Although there is a law in the United States that forces public schools to provide aid to children with dyslexia, students who suffer from this learning disability do not receive an appropriate education. Mainly because public schools fail to identify the kids with dyslexia, and when a specialist does, in some cases, the school refuse to recognize it.

5 and 12 percent of children in the United States are dyslexic, but only 4.5 percent of students in public schools get diagnosed. Besides, the majority who do get diagnosed are at least in the third grade, delaying the proper education they need to know how to read.

There are proven approaches that help students with dyslexia learn and improve their school performance using multisensory teaching.

The Orton-Gillingham approach

One of the most popular multisensory teaching approaches to help children with learning disabilities is the Orton-Gillingham, which focus on understanding the mechanisms involved in learning and its processes. It is based on personalized learning and continuously assess the progress of the student according to their needs and growth.

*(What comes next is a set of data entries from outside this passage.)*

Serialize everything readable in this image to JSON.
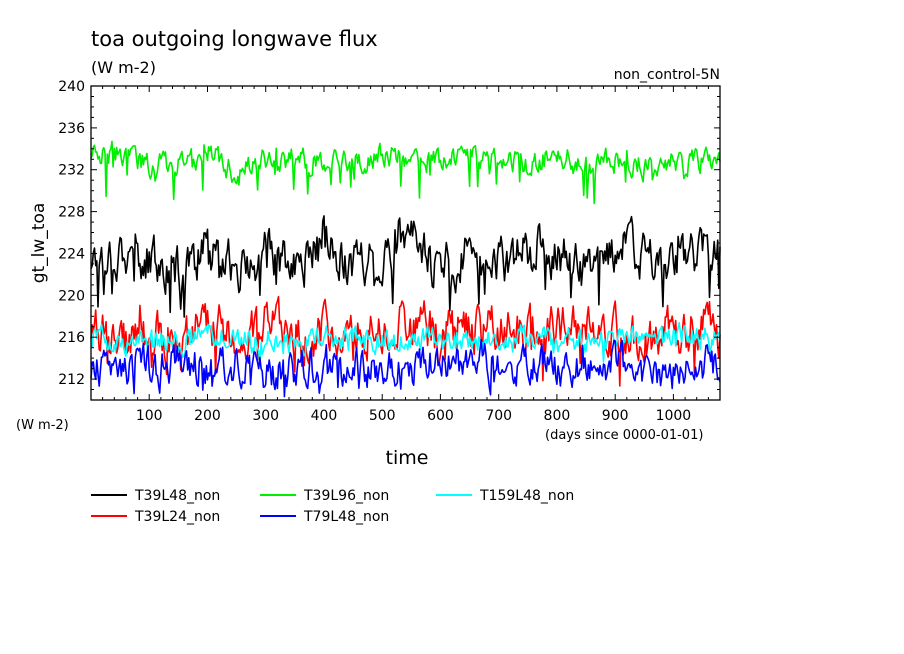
{
  "title": "toa outgoing longwave flux",
  "subtitle": "(W m-2)",
  "run_label": "non_control-5N",
  "units_bottom_left": "(W m-2)",
  "x_units": "(days since 0000-01-01)",
  "chart_data": {
    "type": "line",
    "title": "toa outgoing longwave flux",
    "xlabel": "time",
    "ylabel": "gt_lw_toa",
    "xlim": [
      0,
      1080
    ],
    "ylim": [
      210,
      240
    ],
    "x_ticks": [
      100,
      200,
      300,
      400,
      500,
      600,
      700,
      800,
      900,
      1000
    ],
    "y_ticks": [
      212,
      216,
      220,
      224,
      228,
      232,
      236,
      240
    ],
    "legend_position": "bottom",
    "series": [
      {
        "name": "T39L48_non",
        "color": "#000000",
        "mean": 223.5,
        "amplitude": 2.0,
        "dips": 4.0,
        "x": [
          0,
          50,
          100,
          150,
          200,
          250,
          300,
          350,
          400,
          450,
          500,
          550,
          600,
          650,
          700,
          750,
          800,
          850,
          900,
          950,
          1000,
          1050,
          1080
        ],
        "values": [
          223.5,
          224.5,
          223,
          222.5,
          224.5,
          222,
          224,
          222.5,
          225,
          223,
          223.5,
          225,
          222.5,
          224,
          223,
          224.5,
          224,
          222.5,
          225,
          223.5,
          222.5,
          224.5,
          223.5
        ]
      },
      {
        "name": "T39L96_non",
        "color": "#00ee00",
        "mean": 233.0,
        "amplitude": 1.0,
        "dips": 3.5,
        "x": [
          0,
          50,
          100,
          150,
          200,
          250,
          300,
          350,
          400,
          450,
          500,
          550,
          600,
          650,
          700,
          750,
          800,
          850,
          900,
          950,
          1000,
          1050,
          1080
        ],
        "values": [
          233.5,
          233.5,
          232.5,
          232.5,
          234,
          231.5,
          233,
          233,
          233,
          232.5,
          233.5,
          233,
          233,
          233,
          233,
          232.5,
          233.5,
          232.5,
          233,
          232.5,
          233,
          233,
          232.5
        ]
      },
      {
        "name": "T39L24_non",
        "color": "#ff0000",
        "mean": 216.5,
        "amplitude": 2.0,
        "dips": 3.0,
        "x": [
          0,
          50,
          100,
          150,
          200,
          250,
          300,
          350,
          400,
          450,
          500,
          550,
          600,
          650,
          700,
          750,
          800,
          850,
          900,
          950,
          1000,
          1050,
          1080
        ],
        "values": [
          216.5,
          217,
          216,
          215.5,
          217,
          216,
          217.5,
          216,
          216.5,
          217,
          216.5,
          217.5,
          216,
          217,
          216.5,
          216,
          217,
          216.5,
          216,
          215.5,
          216.5,
          217,
          216.5
        ]
      },
      {
        "name": "T79L48_non",
        "color": "#0000ff",
        "mean": 213.0,
        "amplitude": 1.6,
        "dips": 2.0,
        "x": [
          0,
          50,
          100,
          150,
          200,
          250,
          300,
          350,
          400,
          450,
          500,
          550,
          600,
          650,
          700,
          750,
          800,
          850,
          900,
          950,
          1000,
          1050,
          1080
        ],
        "values": [
          212.5,
          213.5,
          213,
          214,
          213,
          213.5,
          212.5,
          213,
          213.5,
          213,
          213,
          212.5,
          213.5,
          213.5,
          214,
          213.5,
          213,
          213,
          213.5,
          212.5,
          213,
          213.5,
          213
        ]
      },
      {
        "name": "T159L48_non",
        "color": "#00ffff",
        "mean": 215.8,
        "amplitude": 1.0,
        "dips": 1.2,
        "x": [
          0,
          50,
          100,
          150,
          200,
          250,
          300,
          350,
          400,
          450,
          500,
          550,
          600,
          650,
          700,
          750,
          800,
          850,
          900,
          950,
          1000,
          1050,
          1080
        ],
        "values": [
          216,
          215.5,
          216,
          215.5,
          216.5,
          216,
          216,
          215.5,
          216,
          216,
          215.5,
          216,
          215.5,
          215.5,
          216,
          216,
          215.5,
          215.5,
          216,
          216,
          216.5,
          216,
          216
        ]
      }
    ]
  }
}
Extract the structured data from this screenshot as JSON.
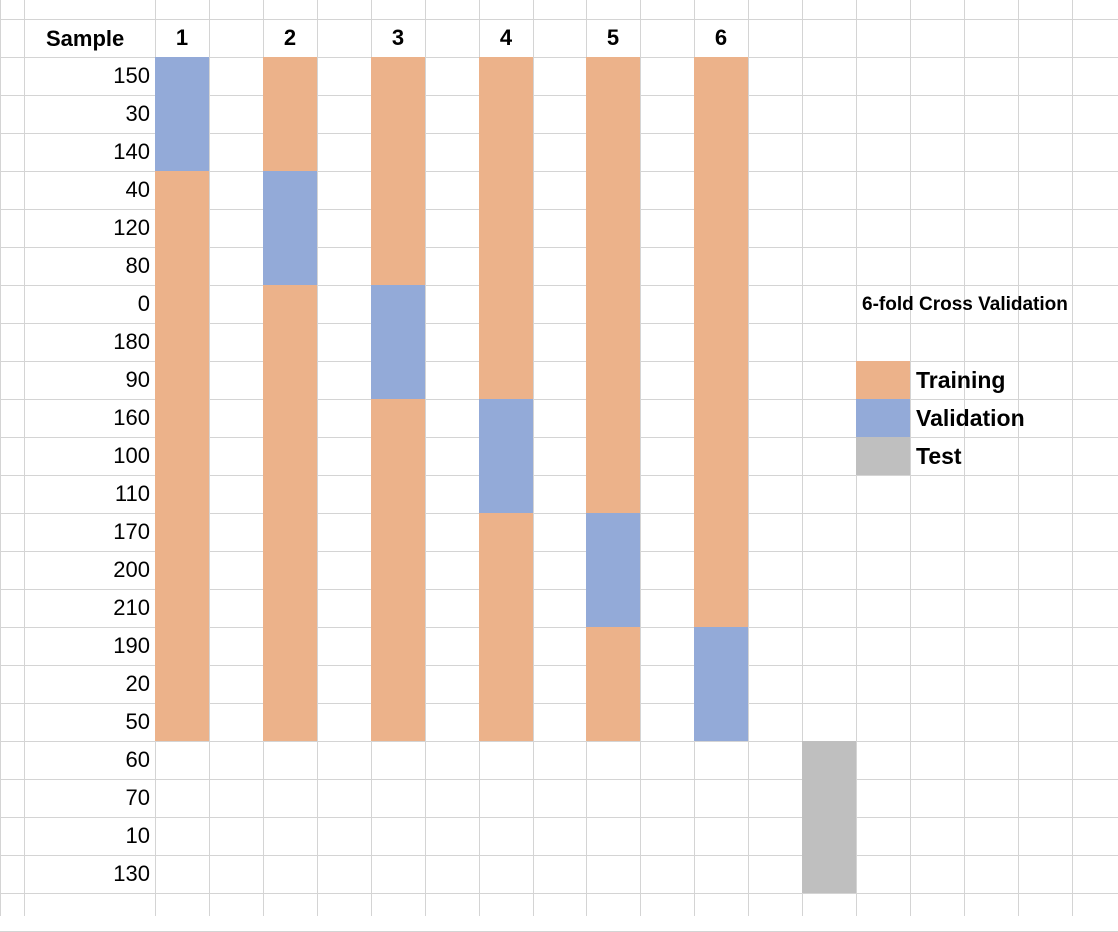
{
  "header": {
    "sample_label": "Sample",
    "folds": [
      "1",
      "2",
      "3",
      "4",
      "5",
      "6"
    ]
  },
  "samples": [
    "150",
    "30",
    "140",
    "40",
    "120",
    "80",
    "0",
    "180",
    "90",
    "160",
    "100",
    "110",
    "170",
    "200",
    "210",
    "190",
    "20",
    "50",
    "60",
    "70",
    "10",
    "130"
  ],
  "fold_validation_rows": [
    [
      0,
      3
    ],
    [
      3,
      6
    ],
    [
      6,
      9
    ],
    [
      9,
      12
    ],
    [
      12,
      15
    ],
    [
      15,
      18
    ]
  ],
  "training_rows": [
    0,
    18
  ],
  "test_rows": [
    18,
    22
  ],
  "legend": {
    "title": "6-fold Cross Validation",
    "items": [
      {
        "label": "Training",
        "color": "#ecb28a"
      },
      {
        "label": "Validation",
        "color": "#93aad8"
      },
      {
        "label": "Test",
        "color": "#bfbfbf"
      }
    ]
  },
  "colors": {
    "training": "#ecb28a",
    "validation": "#93aad8",
    "test": "#bfbfbf",
    "grid": "#d4d4d4"
  }
}
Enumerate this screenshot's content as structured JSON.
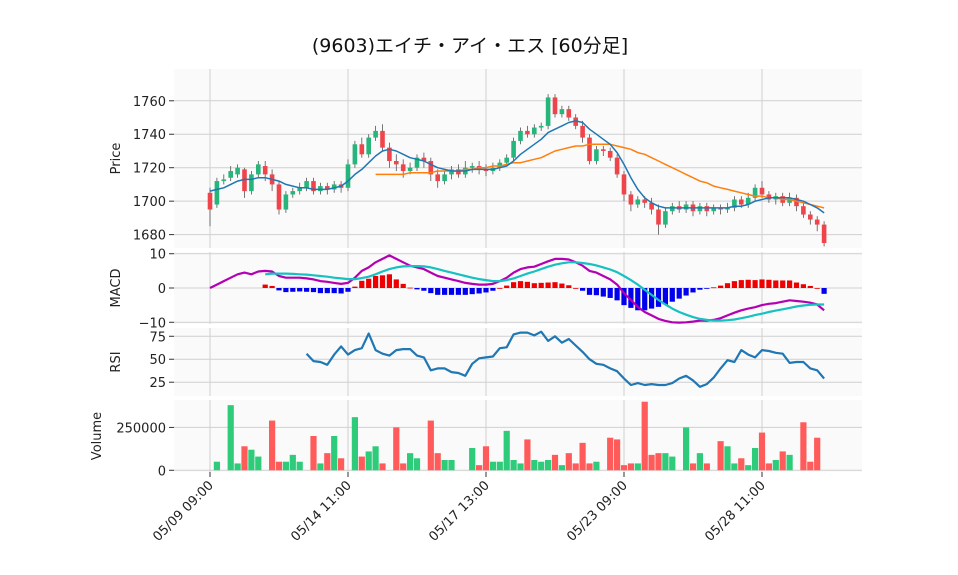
{
  "chart_data": {
    "type": "candlestick",
    "title": "(9603)エイチ・アイ・エス [60分足]",
    "x_tick_labels": [
      "05/09 09:00",
      "05/14 11:00",
      "05/17 13:00",
      "05/23 09:00",
      "05/28 11:00"
    ],
    "x_tick_index": [
      0,
      20,
      40,
      60,
      80
    ],
    "colors": {
      "up": "#26b57a",
      "down": "#f0444b",
      "ma_short": "#1f77b4",
      "ma_long": "#ff7f0e",
      "macd": "#b300b3",
      "signal": "#17c1c1",
      "hist_pos": "#ee0000",
      "hist_neg": "#0000ee",
      "rsi": "#1f77b4",
      "vol_up": "#2ecc7a",
      "vol_down": "#ff5b5b"
    },
    "price_panel": {
      "ylabel": "Price",
      "ylim": [
        1672,
        1779
      ],
      "yticks": [
        1680,
        1700,
        1720,
        1740,
        1760
      ],
      "candles": [
        [
          1705,
          1695,
          1708,
          1685
        ],
        [
          1698,
          1712,
          1714,
          1696
        ],
        [
          1712,
          1713,
          1716,
          1710
        ],
        [
          1714,
          1718,
          1721,
          1712
        ],
        [
          1716,
          1720,
          1722,
          1714
        ],
        [
          1719,
          1706,
          1720,
          1702
        ],
        [
          1706,
          1716,
          1718,
          1704
        ],
        [
          1716,
          1722,
          1724,
          1714
        ],
        [
          1721,
          1716,
          1724,
          1712
        ],
        [
          1716,
          1710,
          1719,
          1706
        ],
        [
          1710,
          1695,
          1712,
          1692
        ],
        [
          1695,
          1704,
          1706,
          1693
        ],
        [
          1704,
          1706,
          1708,
          1702
        ],
        [
          1706,
          1708,
          1711,
          1704
        ],
        [
          1708,
          1712,
          1714,
          1706
        ],
        [
          1712,
          1706,
          1714,
          1704
        ],
        [
          1706,
          1709,
          1711,
          1704
        ],
        [
          1709,
          1707,
          1711,
          1704
        ],
        [
          1707,
          1710,
          1712,
          1705
        ],
        [
          1710,
          1708,
          1712,
          1705
        ],
        [
          1708,
          1722,
          1725,
          1706
        ],
        [
          1722,
          1734,
          1736,
          1720
        ],
        [
          1734,
          1728,
          1738,
          1726
        ],
        [
          1728,
          1738,
          1740,
          1726
        ],
        [
          1738,
          1742,
          1745,
          1736
        ],
        [
          1742,
          1732,
          1746,
          1730
        ],
        [
          1732,
          1724,
          1735,
          1720
        ],
        [
          1724,
          1722,
          1728,
          1718
        ],
        [
          1722,
          1718,
          1725,
          1714
        ],
        [
          1718,
          1720,
          1723,
          1716
        ],
        [
          1720,
          1726,
          1728,
          1718
        ],
        [
          1726,
          1724,
          1729,
          1720
        ],
        [
          1724,
          1716,
          1726,
          1712
        ],
        [
          1716,
          1712,
          1719,
          1708
        ],
        [
          1712,
          1716,
          1718,
          1710
        ],
        [
          1716,
          1719,
          1721,
          1713
        ],
        [
          1719,
          1716,
          1722,
          1714
        ],
        [
          1716,
          1720,
          1724,
          1714
        ],
        [
          1720,
          1721,
          1723,
          1717
        ],
        [
          1721,
          1719,
          1724,
          1716
        ],
        [
          1719,
          1718,
          1722,
          1715
        ],
        [
          1718,
          1720,
          1723,
          1716
        ],
        [
          1720,
          1723,
          1725,
          1718
        ],
        [
          1723,
          1726,
          1728,
          1721
        ],
        [
          1726,
          1736,
          1738,
          1724
        ],
        [
          1736,
          1742,
          1744,
          1734
        ],
        [
          1742,
          1740,
          1745,
          1738
        ],
        [
          1740,
          1744,
          1746,
          1738
        ],
        [
          1744,
          1745,
          1747,
          1742
        ],
        [
          1745,
          1762,
          1764,
          1743
        ],
        [
          1762,
          1752,
          1764,
          1750
        ],
        [
          1752,
          1755,
          1757,
          1750
        ],
        [
          1755,
          1750,
          1757,
          1748
        ],
        [
          1750,
          1745,
          1752,
          1743
        ],
        [
          1745,
          1738,
          1748,
          1735
        ],
        [
          1738,
          1724,
          1740,
          1722
        ],
        [
          1724,
          1731,
          1733,
          1722
        ],
        [
          1731,
          1730,
          1733,
          1727
        ],
        [
          1730,
          1726,
          1732,
          1724
        ],
        [
          1726,
          1716,
          1728,
          1714
        ],
        [
          1716,
          1704,
          1718,
          1700
        ],
        [
          1704,
          1698,
          1706,
          1694
        ],
        [
          1698,
          1701,
          1703,
          1696
        ],
        [
          1701,
          1699,
          1703,
          1696
        ],
        [
          1699,
          1695,
          1702,
          1692
        ],
        [
          1695,
          1686,
          1698,
          1680
        ],
        [
          1686,
          1694,
          1696,
          1684
        ],
        [
          1694,
          1697,
          1699,
          1692
        ],
        [
          1697,
          1695,
          1700,
          1693
        ],
        [
          1695,
          1698,
          1700,
          1693
        ],
        [
          1698,
          1694,
          1700,
          1691
        ],
        [
          1694,
          1697,
          1699,
          1692
        ],
        [
          1697,
          1694,
          1699,
          1691
        ],
        [
          1694,
          1696,
          1698,
          1692
        ],
        [
          1696,
          1695,
          1698,
          1692
        ],
        [
          1695,
          1696,
          1699,
          1693
        ],
        [
          1696,
          1701,
          1703,
          1694
        ],
        [
          1701,
          1698,
          1703,
          1696
        ],
        [
          1698,
          1702,
          1705,
          1696
        ],
        [
          1702,
          1708,
          1710,
          1700
        ],
        [
          1708,
          1704,
          1712,
          1702
        ],
        [
          1704,
          1701,
          1706,
          1699
        ],
        [
          1701,
          1703,
          1705,
          1698
        ],
        [
          1703,
          1699,
          1705,
          1697
        ],
        [
          1699,
          1702,
          1705,
          1697
        ],
        [
          1702,
          1697,
          1704,
          1694
        ],
        [
          1697,
          1692,
          1699,
          1690
        ],
        [
          1692,
          1689,
          1694,
          1686
        ],
        [
          1689,
          1686,
          1691,
          1682
        ],
        [
          1686,
          1675,
          1688,
          1673
        ]
      ],
      "ma_short": [
        1706,
        1707,
        1708,
        1710,
        1712,
        1713,
        1713,
        1714,
        1714,
        1713,
        1712,
        1710,
        1709,
        1708,
        1708,
        1707,
        1707,
        1707,
        1708,
        1709,
        1712,
        1716,
        1719,
        1723,
        1727,
        1730,
        1731,
        1730,
        1728,
        1726,
        1725,
        1724,
        1722,
        1720,
        1719,
        1718,
        1718,
        1718,
        1719,
        1719,
        1719,
        1719,
        1720,
        1721,
        1724,
        1728,
        1731,
        1734,
        1737,
        1741,
        1743,
        1745,
        1747,
        1748,
        1747,
        1743,
        1740,
        1737,
        1734,
        1729,
        1722,
        1714,
        1707,
        1702,
        1699,
        1697,
        1696,
        1696,
        1696,
        1696,
        1696,
        1696,
        1696,
        1696,
        1696,
        1696,
        1697,
        1697,
        1698,
        1700,
        1701,
        1702,
        1702,
        1702,
        1702,
        1701,
        1700,
        1698,
        1696,
        1693
      ],
      "ma_long": [
        null,
        null,
        null,
        null,
        null,
        null,
        null,
        null,
        null,
        null,
        null,
        null,
        null,
        null,
        null,
        null,
        null,
        null,
        null,
        null,
        null,
        null,
        null,
        null,
        1716,
        1716,
        1716,
        1716,
        1716,
        1717,
        1717,
        1717,
        1717,
        1718,
        1718,
        1718,
        1718,
        1719,
        1719,
        1720,
        1720,
        1721,
        1721,
        1722,
        1723,
        1723,
        1724,
        1725,
        1726,
        1728,
        1730,
        1731,
        1732,
        1733,
        1733,
        1734,
        1734,
        1734,
        1734,
        1733,
        1732,
        1731,
        1729,
        1728,
        1726,
        1724,
        1722,
        1720,
        1718,
        1716,
        1714,
        1712,
        1711,
        1709,
        1708,
        1707,
        1706,
        1705,
        1704,
        1703,
        1703,
        1702,
        1702,
        1701,
        1701,
        1700,
        1699,
        1698,
        1697,
        1696
      ]
    },
    "macd_panel": {
      "ylabel": "MACD",
      "ylim": [
        -10.5,
        10.5
      ],
      "yticks": [
        -10,
        0,
        10
      ],
      "ytick_labels": [
        "−10",
        "0",
        "10"
      ],
      "macd": [
        0,
        1,
        2,
        3,
        4,
        4.5,
        4,
        4.8,
        5,
        4.8,
        3.5,
        3,
        3,
        3,
        2.8,
        2.5,
        2,
        1.8,
        1.5,
        1.2,
        1.5,
        3,
        5,
        6,
        7.5,
        8.5,
        9.5,
        8.5,
        7.5,
        6.5,
        6,
        5.5,
        4.5,
        3.5,
        3,
        2.5,
        2,
        1.5,
        1.2,
        1,
        1,
        1.2,
        2,
        3,
        4.5,
        5.5,
        6,
        6.2,
        7,
        7.8,
        8.5,
        8.5,
        8.3,
        7.5,
        6.5,
        5,
        4.5,
        3.5,
        2.5,
        1,
        -1.5,
        -3.5,
        -5.5,
        -7,
        -8,
        -9,
        -9.6,
        -10,
        -10.1,
        -10,
        -9.8,
        -9.5,
        -9.5,
        -9.3,
        -8.8,
        -8,
        -7.2,
        -6.5,
        -6,
        -5.6,
        -5,
        -4.6,
        -4.4,
        -4,
        -3.6,
        -3.8,
        -4,
        -4.3,
        -4.8,
        -6.5
      ],
      "signal": [
        null,
        null,
        null,
        null,
        null,
        null,
        null,
        null,
        4,
        4.2,
        4.2,
        4.2,
        4.1,
        4,
        3.9,
        3.7,
        3.5,
        3.3,
        3,
        2.8,
        2.6,
        2.6,
        2.9,
        3.3,
        4,
        4.8,
        5.5,
        6,
        6.3,
        6.4,
        6.4,
        6.3,
        6,
        5.5,
        5,
        4.5,
        4,
        3.5,
        3,
        2.6,
        2.3,
        2,
        2,
        2.3,
        2.8,
        3.5,
        4.2,
        4.8,
        5.5,
        6.2,
        6.8,
        7.2,
        7.5,
        7.5,
        7.3,
        7,
        6.6,
        6,
        5.4,
        4.6,
        3.5,
        2.3,
        1,
        -0.5,
        -2,
        -3.5,
        -4.8,
        -6,
        -7,
        -7.8,
        -8.5,
        -9,
        -9.3,
        -9.5,
        -9.5,
        -9.4,
        -9.2,
        -8.8,
        -8.4,
        -7.9,
        -7.5,
        -7,
        -6.6,
        -6.2,
        -5.8,
        -5.4,
        -5.1,
        -4.9,
        -4.8,
        -4.8
      ]
    },
    "rsi_panel": {
      "ylabel": "RSI",
      "ylim": [
        10,
        84
      ],
      "yticks": [
        25,
        50,
        75
      ],
      "values": [
        null,
        null,
        null,
        null,
        null,
        null,
        null,
        null,
        null,
        null,
        null,
        null,
        null,
        null,
        56,
        48,
        47,
        44,
        55,
        64,
        55,
        60,
        62,
        78,
        60,
        56,
        54,
        60,
        61,
        61,
        54,
        52,
        38,
        40,
        40,
        36,
        35,
        32,
        45,
        51,
        52,
        53,
        62,
        63,
        77,
        79,
        79,
        76,
        80,
        70,
        75,
        68,
        72,
        65,
        58,
        50,
        45,
        44,
        40,
        37,
        29,
        22,
        24,
        22,
        23,
        22,
        22,
        24,
        29,
        32,
        27,
        20,
        23,
        30,
        40,
        49,
        47,
        60,
        55,
        52,
        60,
        59,
        57,
        56,
        46,
        47,
        47,
        40,
        38,
        29
      ]
    },
    "volume_panel": {
      "ylabel": "Volume",
      "ylim": [
        -10000,
        410000
      ],
      "yticks": [
        0,
        250000
      ],
      "values": [
        null,
        50000,
        null,
        380000,
        40000,
        140000,
        120000,
        80000,
        null,
        290000,
        50000,
        50000,
        90000,
        50000,
        null,
        200000,
        40000,
        100000,
        200000,
        70000,
        null,
        310000,
        80000,
        110000,
        140000,
        40000,
        null,
        250000,
        40000,
        100000,
        70000,
        null,
        290000,
        100000,
        60000,
        60000,
        null,
        null,
        130000,
        30000,
        140000,
        50000,
        50000,
        230000,
        60000,
        40000,
        180000,
        60000,
        50000,
        60000,
        90000,
        30000,
        100000,
        40000,
        160000,
        40000,
        50000,
        null,
        190000,
        180000,
        30000,
        40000,
        40000,
        400000,
        90000,
        100000,
        100000,
        80000,
        null,
        250000,
        40000,
        100000,
        40000,
        null,
        170000,
        140000,
        40000,
        70000,
        30000,
        130000,
        220000,
        40000,
        60000,
        110000,
        90000,
        null,
        280000,
        50000,
        190000,
        null
      ]
    }
  }
}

One of its main characteristics is the constant interaction between the teacher and the student using auditory, visual and kinetic elements, making the student listen, speak, read and write. For example, a child sees the letter E, and pronounces it and writes it in the air at the same time.

Another characteristic is that it is sequential and cumulative, this allows to follow the logical order of the language. Start with the simplest concepts and, as students learn new material, continue reviewing the previous content to reinforce it.

It also uses synthetic and analytical instructions to present the parts of the language, followed by how they work together to form a word. That means that students start reading and writing sounds in isolation, then they mix the sounds in syllables and words.

If teachers are trained to identify and intervene early in the education of students with dyslexia, 90 percent of children could be taught in regular inclusive classes, which would not only benefit students with dyslexia but all.